In Oil states the law was deemed constitutional in part because safeguards exist. But I doubt the court would have given the same green light to a law that allowed the president to cancel any patent for any reason, even though the exact same reasoning justifies both laws.
Here, administrative law is defended because of those safeguards. Had they not exist ... it would be very hard to justify any of this.
I'm not saying its bad or good, its just ... interesting. To give an somewhat poor analogy, it seems the US has its own version of Israels Basic Law system, where some laws have been around a while and thereby become foundational to how we interpret the constitution.
At the beginning of the Republic, Plato said that if everyone was willing to live a simple life - hunt, gather berries, live in simple straw huts, sleep in the ground - none of what he was going to discuss in the rest of the book would be necessary. It is only because people refuse to live simply and in peace, want things, covet things, that the need for a state arises in the first place.
Thus, in this sense, the whole concept of a state is immoral from the beginning. And everything true of a state would certainly be true of an administrative state. If we were all willing to live much simpler lives and make do with much less, life’s current complexity, and the social and governmental structures devised to manage that complexity, would all be completely unnecessary.
Of course, if we returned to the primitive, prostine, virtuous hunter-gatherer society Plato described, then the earth would be able to support only a tiny fraction of the people who are alive today. Most people today are kept alive only through artificial technologies such as fire, agriculture, the wheel, and others, technologies that make life complex and bring in a need for administrative government that would otherwise be unnecessary. Perhaps life supported only by such artificial technology is not worth living, even immoral, and we should be willing to pull the plug, discard these luxurious technologies and the lives of most of us with them, and not try to cling to life in the way we currently do.
But if we are not willing to do that, we will have to live with government more complex, and sometimes more overbearing, than it was in the simple, happy, virtuous days of our more unencumbered and enlightened ancestors.
Your conclusion gets it entirely backwards.
If we were all hunter-gatherers, the government (such as we had) could reasonably be in charge of everything, because the compass of "everything" would in fact be quite small.
Hayek wrote quite eloquently of the inability to micromanage at a high level, as did others, and we ignore them to our great detriment.
I love it when ideologues reference the "facts" of their ideology to chastise contrary arguments.

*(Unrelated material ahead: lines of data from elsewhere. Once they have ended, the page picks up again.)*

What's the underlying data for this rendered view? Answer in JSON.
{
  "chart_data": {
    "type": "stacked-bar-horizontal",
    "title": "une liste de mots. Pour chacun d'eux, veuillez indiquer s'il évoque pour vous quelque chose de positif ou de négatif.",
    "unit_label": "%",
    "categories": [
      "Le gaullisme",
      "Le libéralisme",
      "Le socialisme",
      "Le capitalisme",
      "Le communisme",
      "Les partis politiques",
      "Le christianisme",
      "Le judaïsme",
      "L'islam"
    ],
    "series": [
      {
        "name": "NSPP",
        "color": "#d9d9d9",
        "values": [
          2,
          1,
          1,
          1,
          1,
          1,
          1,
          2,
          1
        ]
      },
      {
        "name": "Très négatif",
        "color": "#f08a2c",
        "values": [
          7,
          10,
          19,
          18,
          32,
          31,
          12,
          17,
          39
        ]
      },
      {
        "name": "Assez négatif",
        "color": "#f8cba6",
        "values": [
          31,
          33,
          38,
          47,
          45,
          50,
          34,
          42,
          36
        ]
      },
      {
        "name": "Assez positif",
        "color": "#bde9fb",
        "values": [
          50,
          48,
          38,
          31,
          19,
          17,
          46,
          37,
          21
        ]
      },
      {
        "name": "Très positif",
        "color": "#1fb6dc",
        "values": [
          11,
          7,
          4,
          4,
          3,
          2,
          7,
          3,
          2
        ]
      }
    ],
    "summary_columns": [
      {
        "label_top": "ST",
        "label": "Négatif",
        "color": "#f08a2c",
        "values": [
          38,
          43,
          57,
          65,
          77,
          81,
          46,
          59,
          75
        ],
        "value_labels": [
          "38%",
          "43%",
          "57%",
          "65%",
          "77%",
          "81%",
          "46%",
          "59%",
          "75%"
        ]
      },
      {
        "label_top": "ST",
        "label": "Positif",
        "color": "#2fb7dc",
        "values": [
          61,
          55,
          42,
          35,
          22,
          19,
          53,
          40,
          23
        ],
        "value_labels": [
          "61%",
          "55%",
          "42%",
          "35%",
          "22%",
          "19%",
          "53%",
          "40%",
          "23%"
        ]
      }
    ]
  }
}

It is sublimely daft to do that.
The only appearance of the word "fact" in my statement refers to the should-be indisputable fact that hunter-gatherer society has less complexity than modern industrial/post-industrial societies.
The rest of what I said is pure opinion, as anyone with even grade school reading skills should be able to ascertain.
You are all wrong. The purpose of government is to get in the way to get paid to get back out of the way. That's what history and most of the surface of the Earth tell us. They just have to hide it better in countries with a free press.
The error people make is in the assumption corruption is a sad side effect of people trying to twist government to benefit themselves.
No, that puts the cart before the horse. Politicians seek the power because corruption is how to do well for yourself and your family. It is the intended purpose of government. Government, working as designed.
Proof: As mentioned, the entire surface of the Earth and all human history.
It's understandable that people don't, generally, understand government to be nothing more than a highly evolved protection racket: The protection racket is running the schools as indoctrination centers, after all.
Auer needs to go away and its entirety, nothing else is suitable for a free, self-governing people.
In its place we need a Rule of Lenity for administrative law -- any ambiguity needs to be automatically resolved in favor of the citizen, not of the government.